I would now say it is your call,  depending on how many remote users you expect to have.  If it is only one or two people, and they are running Laptops that you have control over, I say forget TS.  If you expect it to be heavlly utlized then go with the TS.

Personally I have a T1, 50+ people with the ability to VPN in, and all Outlook clients on the laptops are set to use cashed mode.  With 15 people on (right now) I am only using a little over 60% of my bandwidth.  Now, granted it depends on how you have it configured, (eg, split tunnels, IPSEC, PPTP, etc.) but if there is a cost involved in buying, configuring, and licensing your TS, I would suggest researching a VPN only solution before spending.

Just my 2 cents....

You should be fine doing that, putting the terminal server(s) in the DMZ is just an extra precaution if you are doing the VPN setup anyway.  You would be fine just VPN'ing them into the LAN and hitting the server's IP directly.  

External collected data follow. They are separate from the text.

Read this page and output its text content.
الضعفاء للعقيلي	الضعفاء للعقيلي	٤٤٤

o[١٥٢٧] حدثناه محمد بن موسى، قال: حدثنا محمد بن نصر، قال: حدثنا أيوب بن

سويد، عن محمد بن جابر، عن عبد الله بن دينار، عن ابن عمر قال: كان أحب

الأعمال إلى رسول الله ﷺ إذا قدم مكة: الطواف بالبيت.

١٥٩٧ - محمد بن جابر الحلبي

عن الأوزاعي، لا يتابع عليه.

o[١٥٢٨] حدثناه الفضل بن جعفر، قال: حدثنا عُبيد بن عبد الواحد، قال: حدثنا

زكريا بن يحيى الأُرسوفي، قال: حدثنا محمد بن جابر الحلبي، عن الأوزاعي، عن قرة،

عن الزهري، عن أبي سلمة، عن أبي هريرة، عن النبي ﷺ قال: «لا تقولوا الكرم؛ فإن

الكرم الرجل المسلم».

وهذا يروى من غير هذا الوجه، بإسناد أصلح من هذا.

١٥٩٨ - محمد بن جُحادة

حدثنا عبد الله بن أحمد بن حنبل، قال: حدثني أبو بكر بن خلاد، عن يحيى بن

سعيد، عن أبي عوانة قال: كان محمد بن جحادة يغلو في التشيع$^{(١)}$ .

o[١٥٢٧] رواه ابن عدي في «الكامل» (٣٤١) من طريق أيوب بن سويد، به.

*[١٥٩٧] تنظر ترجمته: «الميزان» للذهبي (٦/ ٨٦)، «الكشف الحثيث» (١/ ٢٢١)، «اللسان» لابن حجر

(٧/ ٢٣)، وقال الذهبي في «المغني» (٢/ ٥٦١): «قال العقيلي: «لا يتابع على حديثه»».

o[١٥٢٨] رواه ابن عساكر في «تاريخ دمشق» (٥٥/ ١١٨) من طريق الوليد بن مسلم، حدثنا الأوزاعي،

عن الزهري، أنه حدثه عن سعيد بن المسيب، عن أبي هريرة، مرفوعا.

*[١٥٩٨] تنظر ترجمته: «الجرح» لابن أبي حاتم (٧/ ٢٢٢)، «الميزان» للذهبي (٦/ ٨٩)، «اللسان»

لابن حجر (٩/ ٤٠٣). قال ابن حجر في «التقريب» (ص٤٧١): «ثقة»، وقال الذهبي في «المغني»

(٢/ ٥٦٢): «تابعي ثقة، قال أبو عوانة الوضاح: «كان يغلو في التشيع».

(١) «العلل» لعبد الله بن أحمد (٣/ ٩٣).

If I put the TS inside our network, am I better off putting TSLS on the domain controller or can I put it on the TS server. Will it work fine? I will be loading windows 2003.
You can put it anywhere you want at that point.  On one hand, you could put it on the DC and have it intact if you ever rebuild your Terminal Server.  On the other hand, if you rebuild your DC it would affect your Terminal Server.  6 one way half a dozon the other.